O maior cliente de sua startup de chips de inteligência artificial de apenas três anos — a gigante chinesa de telecomunicações Huawei Technologies — havia abruptamente cortado quase todos os negócios, optando por desenvolver seus próprios semicondutores. Até então, a Huawei representava mais de 95% da receita da empresa.

Mas então ele teve uma sorte inesperada. A decisão dos EUA de cortar o acesso da China a chips avançados e a determinação de Pequim em fomentar tecnologia doméstica acabaram criando um ambiente de forte apoio estatal e um vasto mercado protegido para a empresa do prodígio da computação — impulsionando-o a se tornar um dos bilionários self-made mais ricos do mundo.

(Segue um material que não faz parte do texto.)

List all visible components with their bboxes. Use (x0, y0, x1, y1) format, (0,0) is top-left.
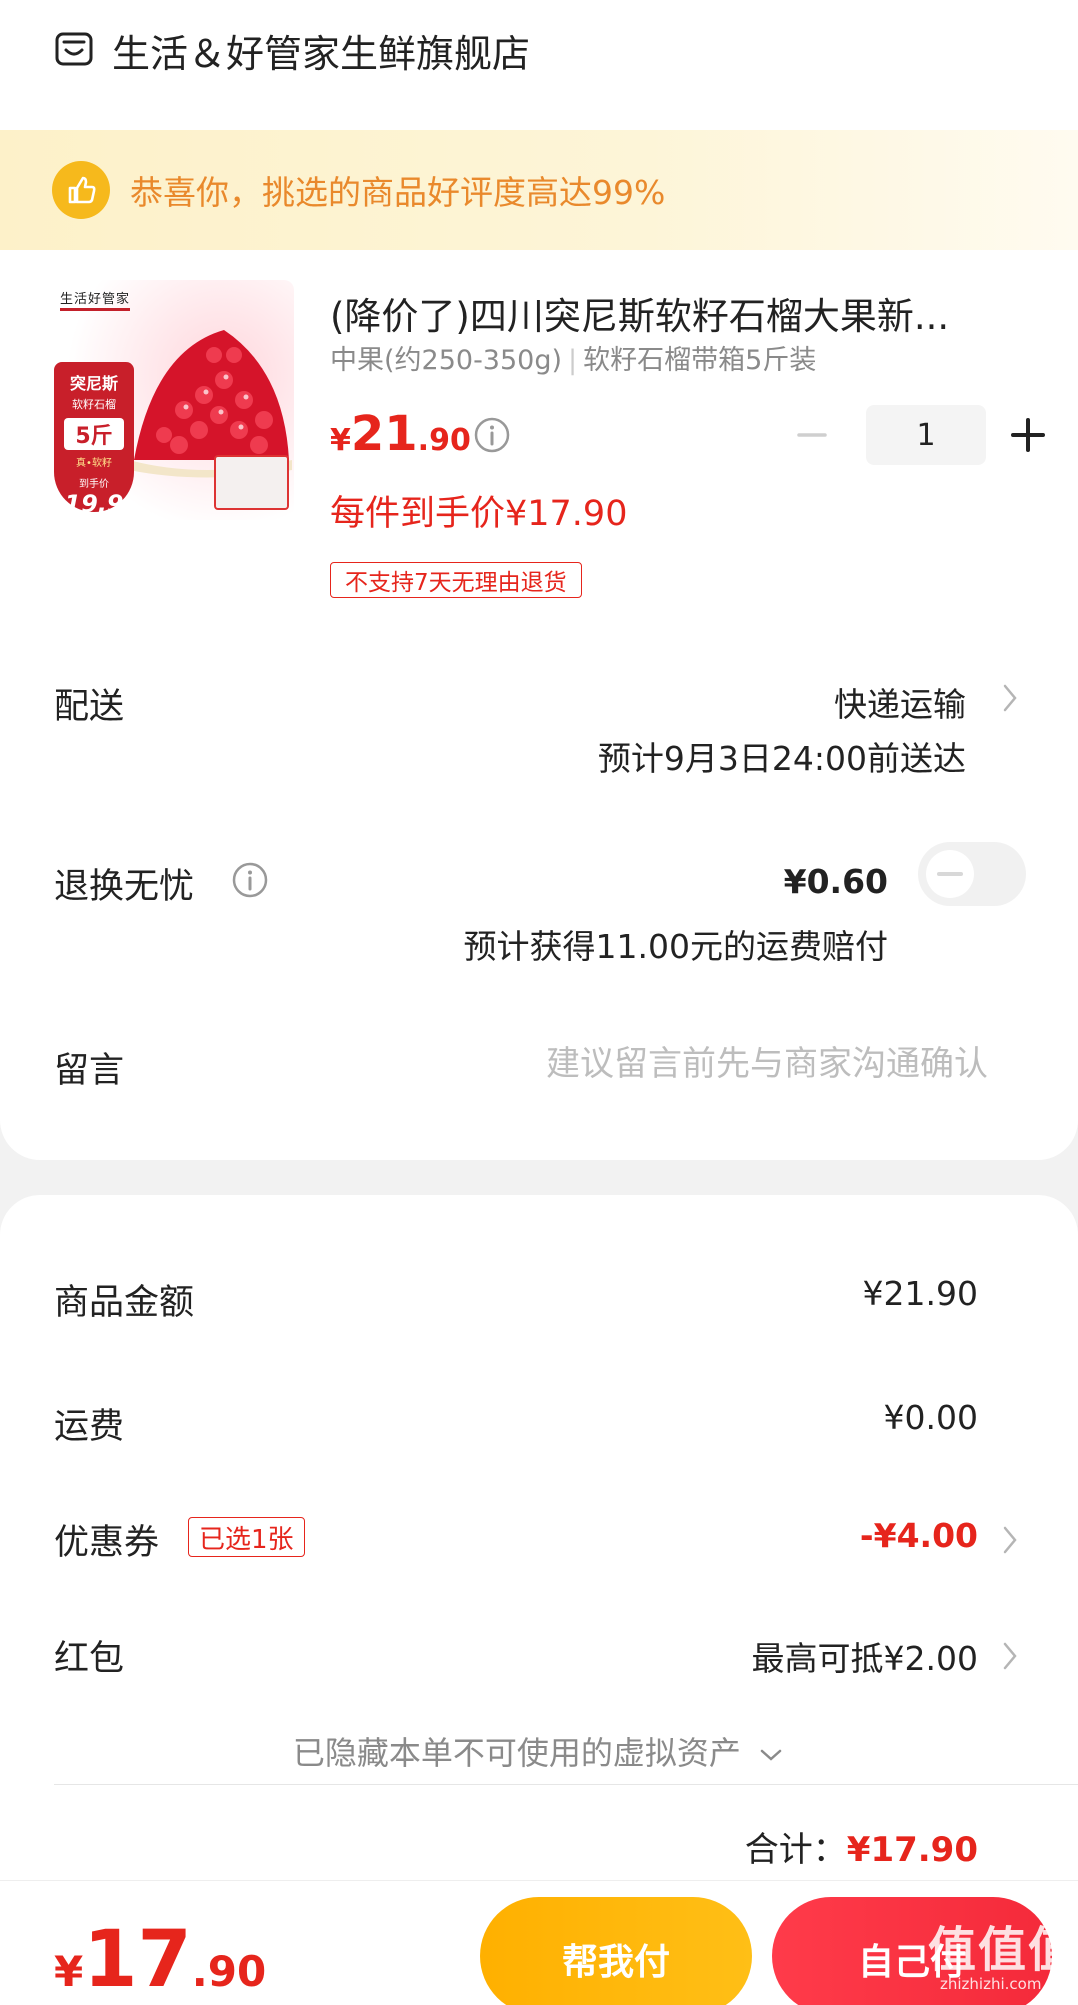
store-name: 生活＆好管家生鲜旗舰店 (112, 31, 531, 76)
banner-text: 恭喜你，挑选的商品好评度高达99% (130, 173, 666, 212)
coupon-label: 优惠券 (54, 1523, 160, 1563)
redpacket-label: 红包 (54, 1639, 125, 1679)
minus-icon (797, 433, 827, 437)
chevron-right-icon[interactable] (1000, 1638, 1020, 1674)
shipping-label: 配送 (54, 687, 125, 727)
image-brand-line (60, 308, 130, 311)
product-spec[interactable]: 中果(约250-350g) | 软籽石榴带箱5斤装 (330, 338, 816, 377)
hidden-assets-toggle[interactable]: 已隐藏本单不可使用的虚拟资产 (0, 1728, 1078, 1774)
order-card: 生活＆好管家生鲜旗舰店 恭喜你，挑选的商品好评度高达99% 生活好管家 突尼斯 … (0, 0, 1078, 1160)
freight-value: ¥0.00 (883, 1398, 978, 1437)
toggle-knob (926, 850, 974, 898)
image-price-tag: 突尼斯 软籽石榴 5斤 真•软籽 到手价 19.9 (54, 362, 134, 518)
shipping-method[interactable]: 快递运输 (834, 678, 966, 726)
final-unit-price: 每件到手价¥17.90 (330, 494, 628, 534)
image-gift-box (214, 455, 289, 510)
decrease-button[interactable] (782, 405, 842, 465)
thumbs-up-icon (52, 161, 110, 219)
watermark-url: zhizhizhi.com (940, 1975, 1042, 1993)
plus-icon (1011, 418, 1045, 452)
return-info-icon[interactable] (230, 860, 270, 900)
return-label: 退换无忧 (54, 867, 195, 907)
chevron-right-icon[interactable] (1000, 1522, 1020, 1558)
hidden-assets-text: 已隐藏本单不可使用的虚拟资产 (292, 1734, 741, 1772)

As ações da sua frabricante de chips, Cambricon Technologies, dispararam mais de 765% nos últimos 24 meses. Sua fortuna — quase toda derivada de sua participação de 28% na fabricante de aceleradores de IA com sede em Pequim — mais que dobrou em 2025, alcançando US$ 22,5 bilhões, segundo o Bloomberg Billionaires Index.

A ascensão meteórica de Chen destaca como o robusto apoio da China à indústria doméstica de IA está criando uma nova elite tecnológica alinhada ao Estado, poucos anos depois de o país ter reprimido seus titãs do setor privado. Com as sanções dos EUA sufocando o acesso da China a chips avançados, empresas como a Cambricon emergiram como campeãs nacionais, protegidas por políticas públicas e entusiasmo dos investidores — símbolos de uma nova ordem industrial em que o favoritismo político, e não a livre concorrência, define os vencedores.

Questionamentos sobre quanto desse avanço se deve ao protecionismo estatal — e não à competitividade dos chips — dividem analistas quanto à longevidade dessa trajetória.

“Crescimentos explosivos como o da Cambricon vêm de uma base muito baixa; sua avaliação atual pode estar inflada sem um apoio político contínuo”, disse Shen Meng, diretor do banco de investimento Chanson & Co., de Pequim.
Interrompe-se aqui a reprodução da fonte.